Il est manifeste que le mariage du muḥallil ne relève pas de l’union « pratiquée par les gens » à laquelle ʿÂʾisha – qu’Allah l’agrée – faisait allusion en indiquant que le Messager d’Allah ﷺ l’avait maintenue et ne l’avait pas abrogée. De même, les Arabes de la Jâhiliyya ne l’auraient jamais accepté : il ne figurait donc pas parmi leurs formes de mariage. En vérité, la saine nature comme les nations le réprouvent et le tiennent pour infamant (Ighâthat al-lahfân 1/417-422) (1). 997 – Lorsque le mariage est subordonné à une condition : – Ibn Mufliḥ a dit : « Chaque fois qu’on stipule dans un mariage la non-licéité (nafiy al-hill) ou qu’on en fait dépendre le commencement d’une condition, le contrat est vicié, selon l’avis le plus juste, comme pour ladite condition. Notre Shaykh a toutefois rapporté d’al-Qâḍî et d’autres deux versions au sujet de la suspension du mariage à une condition ; la formulation la plus explicite incline à la permissibilité, à l’instar du divorce.
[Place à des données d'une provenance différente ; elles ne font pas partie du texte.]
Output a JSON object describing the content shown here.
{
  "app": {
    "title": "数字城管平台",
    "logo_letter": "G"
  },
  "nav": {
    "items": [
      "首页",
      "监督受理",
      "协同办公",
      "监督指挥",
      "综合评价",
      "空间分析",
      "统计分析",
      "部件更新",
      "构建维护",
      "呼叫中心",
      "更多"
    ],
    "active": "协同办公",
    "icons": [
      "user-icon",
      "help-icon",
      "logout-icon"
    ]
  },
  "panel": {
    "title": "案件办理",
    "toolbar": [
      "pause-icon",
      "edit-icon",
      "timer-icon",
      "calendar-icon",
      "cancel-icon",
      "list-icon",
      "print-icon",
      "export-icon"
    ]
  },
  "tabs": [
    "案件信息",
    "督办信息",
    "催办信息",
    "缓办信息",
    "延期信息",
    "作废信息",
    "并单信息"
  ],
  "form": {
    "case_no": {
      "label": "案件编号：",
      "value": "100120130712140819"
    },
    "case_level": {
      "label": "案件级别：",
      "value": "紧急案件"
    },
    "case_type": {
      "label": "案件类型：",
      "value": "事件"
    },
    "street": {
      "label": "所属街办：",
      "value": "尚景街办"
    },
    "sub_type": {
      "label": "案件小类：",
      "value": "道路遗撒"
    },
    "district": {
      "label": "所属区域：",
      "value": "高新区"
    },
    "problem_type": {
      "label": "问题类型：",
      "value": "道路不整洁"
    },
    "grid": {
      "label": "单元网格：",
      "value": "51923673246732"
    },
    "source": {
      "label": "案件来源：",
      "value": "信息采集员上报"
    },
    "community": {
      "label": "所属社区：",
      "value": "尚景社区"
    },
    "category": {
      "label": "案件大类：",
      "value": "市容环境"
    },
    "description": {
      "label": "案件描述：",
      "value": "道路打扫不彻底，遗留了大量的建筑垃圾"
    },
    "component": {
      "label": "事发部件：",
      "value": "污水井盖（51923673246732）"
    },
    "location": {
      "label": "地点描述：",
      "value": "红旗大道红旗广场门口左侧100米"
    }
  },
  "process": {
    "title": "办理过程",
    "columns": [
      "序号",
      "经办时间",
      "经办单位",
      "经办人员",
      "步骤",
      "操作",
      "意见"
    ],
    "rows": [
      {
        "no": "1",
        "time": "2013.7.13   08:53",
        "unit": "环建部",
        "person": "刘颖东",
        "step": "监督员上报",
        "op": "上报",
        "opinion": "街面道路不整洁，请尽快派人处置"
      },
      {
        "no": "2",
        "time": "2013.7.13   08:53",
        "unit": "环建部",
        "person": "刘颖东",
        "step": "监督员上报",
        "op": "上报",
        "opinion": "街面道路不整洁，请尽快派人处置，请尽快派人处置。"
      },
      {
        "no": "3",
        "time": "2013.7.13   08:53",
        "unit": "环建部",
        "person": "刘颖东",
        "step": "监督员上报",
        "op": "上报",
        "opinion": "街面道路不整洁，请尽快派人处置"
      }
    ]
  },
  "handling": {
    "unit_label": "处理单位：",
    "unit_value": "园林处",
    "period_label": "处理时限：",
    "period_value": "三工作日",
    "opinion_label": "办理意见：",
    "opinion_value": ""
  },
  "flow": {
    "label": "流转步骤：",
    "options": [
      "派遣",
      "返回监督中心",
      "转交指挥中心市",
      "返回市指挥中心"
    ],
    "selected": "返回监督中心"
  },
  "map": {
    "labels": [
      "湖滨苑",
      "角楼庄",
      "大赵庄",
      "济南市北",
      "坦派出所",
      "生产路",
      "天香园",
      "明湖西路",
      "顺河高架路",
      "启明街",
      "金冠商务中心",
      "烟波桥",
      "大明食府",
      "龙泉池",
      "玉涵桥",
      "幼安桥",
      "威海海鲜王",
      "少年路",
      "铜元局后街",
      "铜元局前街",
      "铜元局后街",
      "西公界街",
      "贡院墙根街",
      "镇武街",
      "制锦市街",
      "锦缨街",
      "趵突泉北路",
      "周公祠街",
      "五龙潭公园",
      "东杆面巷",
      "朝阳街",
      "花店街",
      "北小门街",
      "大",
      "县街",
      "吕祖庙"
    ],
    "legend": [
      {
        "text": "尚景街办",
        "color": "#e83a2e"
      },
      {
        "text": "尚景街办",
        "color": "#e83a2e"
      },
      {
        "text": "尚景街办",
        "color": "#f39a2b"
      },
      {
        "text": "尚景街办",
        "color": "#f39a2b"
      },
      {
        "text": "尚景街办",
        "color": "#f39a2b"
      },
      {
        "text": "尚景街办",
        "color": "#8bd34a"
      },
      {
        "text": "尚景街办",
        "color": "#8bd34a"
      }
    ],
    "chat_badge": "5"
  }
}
Il a expliqué la différence en affirmant que, dans le mariage, il s’agit d’une contre-prestation ou d’une offre, tandis que, dans le divorce, il s’agit d’une renonciation sans effet ; de plus, cette distinction est réfutée par le vœu pieux (nadhr at-tabarrur) et par la juʿâla (contrat de rémunération conditionnelle). » [al-Furūʿ 5/216 (8/266)] (2). 998 – Condition portant sur la suppression de la dot : 999 – Condition excluant les rapports intimes : – Ibn Mufliḥ rapporte : « Dans les “Mufradāt Ibn ʿAqîl”, Abū Bakr mentionne que, lorsqu’on stipule que l’époux ne cohabitera pas, ou (3) ne subviendra pas à l’entretien, ou que, s’il se sépare, il récupérera ce qu’il a dépensé, il existe deux narrations quant à la validité du contrat. Notre Shaykh a retenu cette opinion (4) [tout en supprimant la dot] (5), et c’est l’avis de la plupart des Anciens, comme dans l’école de “M” et d’autres, en raison du ḥadith relatif au shighâr. »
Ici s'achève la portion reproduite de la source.